Claro que, para uma flautista, respirar é o mais importante. A peça, para uma só flauta e electrónica, interior e interrogativa, explora respirações e formas de ataque diversas, muitas vezes com sons sem altura definida, e procura dar-lhes corpo e forma. Clara Saleiro tocou a obra com clareza e proximidade, enquanto a electrónica, sobretudo em processos de justaposição, deixa ouvir a flauta como se tivesse com ela uma conversa pessoal. We can't breathe também responde ao “real”, mas por outra via, criando o seu tempo próprio, íntimo.

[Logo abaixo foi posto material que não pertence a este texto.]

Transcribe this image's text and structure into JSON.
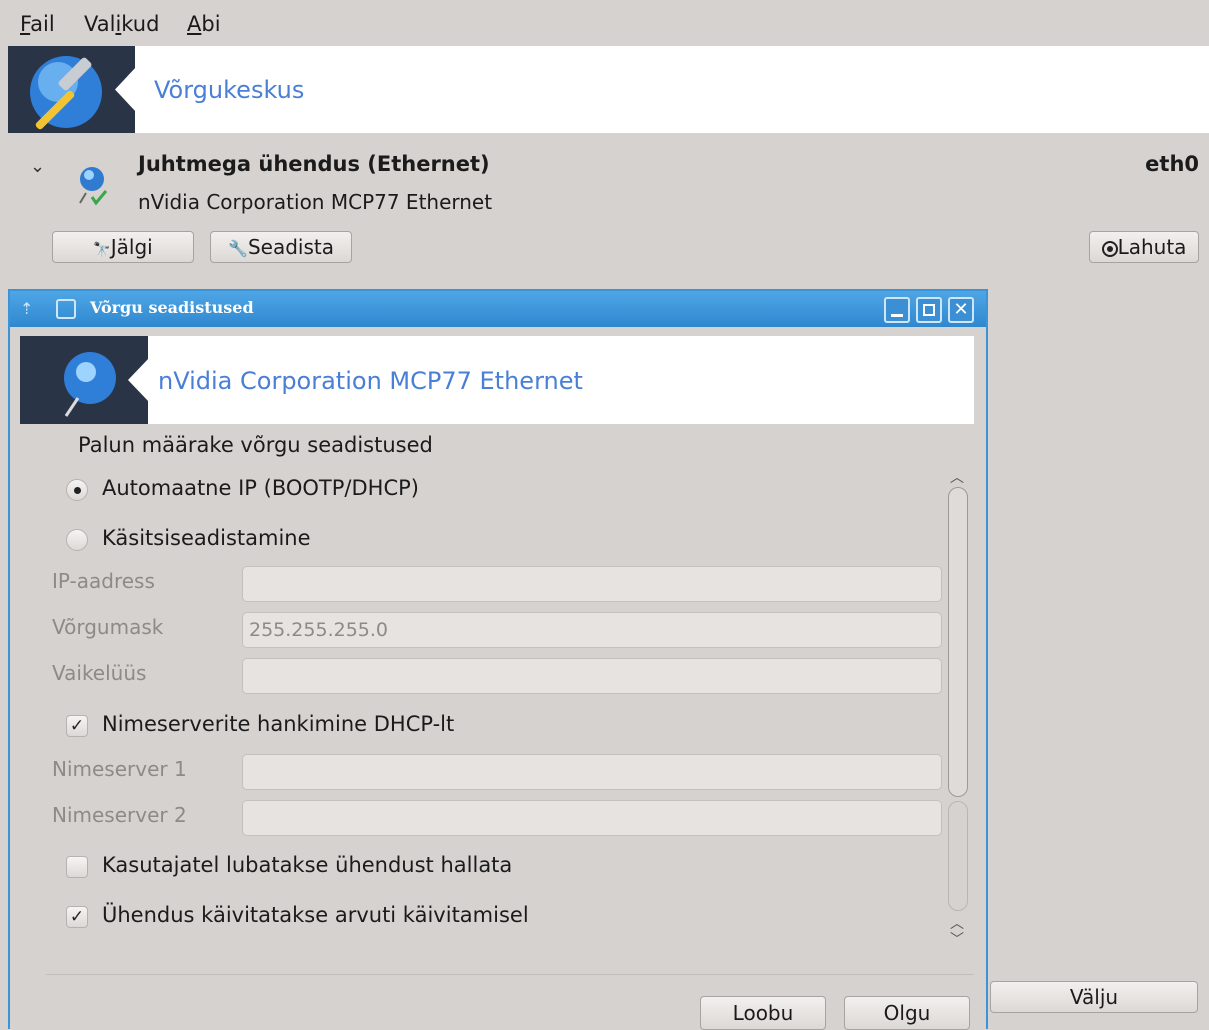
{
  "menubar": {
    "items": [
      {
        "mnemonic": "F",
        "rest": "ail"
      },
      {
        "pre": "Val",
        "mnemonic": "i",
        "rest": "kud"
      },
      {
        "mnemonic": "A",
        "rest": "bi"
      }
    ]
  },
  "header": {
    "title": "Võrgukeskus"
  },
  "device": {
    "title": "Juhtmega ühendus (Ethernet)",
    "subtitle": "nVidia Corporation MCP77 Ethernet",
    "interface": "eth0",
    "monitor_label": "Jälgi",
    "configure_label": "Seadista",
    "disconnect_label": "Lahuta",
    "quit_label": "Välju"
  },
  "dialog": {
    "title": "Võrgu seadistused",
    "header_title": "nVidia Corporation MCP77 Ethernet",
    "intro": "Palun määrake võrgu seadistused",
    "radio_auto": "Automaatne IP (BOOTP/DHCP)",
    "radio_manual": "Käsitsiseadistamine",
    "selected_mode": "auto",
    "fields": {
      "ip_label": "IP-aadress",
      "ip_value": "",
      "netmask_label": "Võrgumask",
      "netmask_value": "255.255.255.0",
      "gateway_label": "Vaikelüüs",
      "gateway_value": "",
      "dns1_label": "Nimeserver 1",
      "dns1_value": "",
      "dns2_label": "Nimeserver 2",
      "dns2_value": ""
    },
    "check_dns_dhcp": {
      "label": "Nimeserverite hankimine DHCP-lt",
      "checked": true
    },
    "check_users": {
      "label": "Kasutajatel lubatakse ühendust hallata",
      "checked": false
    },
    "check_boot": {
      "label": "Ühendus käivitatakse arvuti käivitamisel",
      "checked": true
    },
    "cancel_label": "Loobu",
    "ok_label": "Olgu"
  }
}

Houve ainda uma peça de Phlippe Hurel de 2003 (Loops III) para duas flautas, peça com passagens muito rápidas e espectaculares, que exige algum virtuosismo técnico e que foi tocada muitíssimo bem por Marina Camponês e Clara Saleiro.

Um concerto onde criação, interpretação e escuta foram irmãs. Esteve ali a procura incessante de compositores e compositoras de ontem e de hoje e a busca sonora precisa e concreta das intérpretes. Mas para uma obra se completar é preciso haver também os ouvidos do público, a curiosidade e a imaginação de quem escuta as estranhas ressonâncias de Syrinx. Assim foi.

O Autor escreve segundo o antigo Acordo Ortográfico.